As night fell, a "ghost truck", led by Abel Olímpio, roamed Lisbon with the aim of murdering a list of notable people. The first to be killed was António Granjo, who fled from his home in Rua João Crisóstomo and hid in Francisco Pinto da Cunha Leal's (who had ties with the revolutionary movement) nearby house, in Avenida Miguel Bombarda. When the rebels found Granjo, they forced Cunha Leal to hand him over.

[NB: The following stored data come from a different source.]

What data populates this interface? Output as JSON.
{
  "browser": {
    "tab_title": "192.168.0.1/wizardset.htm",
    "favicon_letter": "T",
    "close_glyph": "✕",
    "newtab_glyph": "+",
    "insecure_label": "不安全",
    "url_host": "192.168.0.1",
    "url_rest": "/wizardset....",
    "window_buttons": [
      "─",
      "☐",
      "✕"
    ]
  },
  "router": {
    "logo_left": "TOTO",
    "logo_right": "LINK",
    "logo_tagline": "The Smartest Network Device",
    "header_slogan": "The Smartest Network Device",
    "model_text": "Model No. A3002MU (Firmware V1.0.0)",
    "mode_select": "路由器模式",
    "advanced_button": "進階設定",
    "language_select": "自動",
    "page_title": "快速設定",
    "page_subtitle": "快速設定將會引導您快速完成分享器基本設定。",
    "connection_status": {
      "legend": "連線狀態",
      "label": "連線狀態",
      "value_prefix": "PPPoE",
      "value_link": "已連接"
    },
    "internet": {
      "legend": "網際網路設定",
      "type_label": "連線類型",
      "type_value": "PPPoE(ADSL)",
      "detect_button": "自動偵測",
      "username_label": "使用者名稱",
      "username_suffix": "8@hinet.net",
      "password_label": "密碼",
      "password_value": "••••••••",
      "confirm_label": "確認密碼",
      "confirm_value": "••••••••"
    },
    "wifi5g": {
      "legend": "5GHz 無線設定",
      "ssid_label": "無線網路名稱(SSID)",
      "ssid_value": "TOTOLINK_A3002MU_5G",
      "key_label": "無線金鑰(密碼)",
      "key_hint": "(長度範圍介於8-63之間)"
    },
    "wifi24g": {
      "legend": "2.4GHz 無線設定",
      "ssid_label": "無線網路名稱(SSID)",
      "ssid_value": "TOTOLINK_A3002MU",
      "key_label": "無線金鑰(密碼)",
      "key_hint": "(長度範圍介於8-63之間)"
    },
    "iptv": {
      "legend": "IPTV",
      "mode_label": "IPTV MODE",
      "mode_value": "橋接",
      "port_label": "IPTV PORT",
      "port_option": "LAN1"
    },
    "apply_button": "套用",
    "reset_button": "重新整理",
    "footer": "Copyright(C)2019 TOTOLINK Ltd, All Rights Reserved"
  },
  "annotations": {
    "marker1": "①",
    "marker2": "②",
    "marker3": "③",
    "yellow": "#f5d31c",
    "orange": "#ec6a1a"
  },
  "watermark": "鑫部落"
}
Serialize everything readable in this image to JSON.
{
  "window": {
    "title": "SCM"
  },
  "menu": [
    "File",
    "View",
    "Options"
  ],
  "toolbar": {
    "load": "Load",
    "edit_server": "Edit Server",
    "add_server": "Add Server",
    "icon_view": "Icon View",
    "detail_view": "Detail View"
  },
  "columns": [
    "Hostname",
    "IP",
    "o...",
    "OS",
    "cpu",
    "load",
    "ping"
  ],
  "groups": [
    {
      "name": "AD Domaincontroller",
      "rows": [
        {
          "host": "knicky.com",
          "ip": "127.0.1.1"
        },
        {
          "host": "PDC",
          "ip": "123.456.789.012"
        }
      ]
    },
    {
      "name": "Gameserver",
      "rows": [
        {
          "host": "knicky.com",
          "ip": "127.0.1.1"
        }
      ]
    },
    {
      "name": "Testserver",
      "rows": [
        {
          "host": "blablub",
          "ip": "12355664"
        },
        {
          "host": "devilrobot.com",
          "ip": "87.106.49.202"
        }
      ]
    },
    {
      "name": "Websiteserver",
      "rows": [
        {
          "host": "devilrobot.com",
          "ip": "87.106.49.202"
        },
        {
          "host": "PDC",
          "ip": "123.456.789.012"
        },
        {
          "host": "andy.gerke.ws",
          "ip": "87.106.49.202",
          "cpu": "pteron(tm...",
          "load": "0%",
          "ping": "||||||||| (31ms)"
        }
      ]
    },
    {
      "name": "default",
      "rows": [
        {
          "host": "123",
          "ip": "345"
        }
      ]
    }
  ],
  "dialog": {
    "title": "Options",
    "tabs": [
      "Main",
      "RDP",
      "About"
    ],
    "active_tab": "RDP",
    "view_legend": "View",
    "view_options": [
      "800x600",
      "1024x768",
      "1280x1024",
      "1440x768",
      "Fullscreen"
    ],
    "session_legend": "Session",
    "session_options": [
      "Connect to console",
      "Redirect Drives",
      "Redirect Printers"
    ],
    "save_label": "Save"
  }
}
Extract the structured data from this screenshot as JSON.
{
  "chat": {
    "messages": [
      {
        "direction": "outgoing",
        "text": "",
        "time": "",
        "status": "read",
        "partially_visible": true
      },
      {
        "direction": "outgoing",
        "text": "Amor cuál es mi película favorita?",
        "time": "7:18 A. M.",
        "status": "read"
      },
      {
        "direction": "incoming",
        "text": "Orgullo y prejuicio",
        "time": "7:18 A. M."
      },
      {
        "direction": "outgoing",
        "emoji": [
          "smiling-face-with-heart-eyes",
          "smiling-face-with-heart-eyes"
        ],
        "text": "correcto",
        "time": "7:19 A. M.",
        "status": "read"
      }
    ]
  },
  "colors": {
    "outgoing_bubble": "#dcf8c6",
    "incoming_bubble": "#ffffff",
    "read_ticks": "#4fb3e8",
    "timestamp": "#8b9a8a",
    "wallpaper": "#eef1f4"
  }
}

The rebels were purportedly taking Granjo to the NRP Vasco da Gama, but rebels tried to kill him as he reached Terreiro do Paço. He was then shot in the neck as he neared the boarding bridge near the Navy Arsenal. Some military rebels tried to pull him inside the Navy Arsenal, but the mob succeeded in killing him with guns and swords. Cunha Leal was wounded while trying to defend Granjo. Then, José Carlos da Maia was also killed near the Navy Arsenal. António Machado Santos was killed in the early hours of 20 October 1921 in Largo do Intendente. Freitas da Silva was shot and died in hospital. Colonel Botelho de Vasconcelos and a driver called Carlos Gentil were also killed. The riot appeared to have targeted Sidonist politicians, except for Granjo.

== Aftermath ==
The same night, President António José de Almeida invested Manuel Maria Coelho as Prime Minister, but his government resigned on 3 November. On the same day, Carlos Maia Pinto became Prime Minister, but also resigned on 16 December. Francisco Cunha Leal then served as Prime Minister until the elections. The 1922 Portuguese legislative elections took place amidst instability and violence and were postponed four times before finally taking place on 29 January.

== Cultural references ==
The events of the bloody night are the main plot of a two-episode TV series that was broadcast by Rádio e Televisão de Portugal called Noite Sangrenta.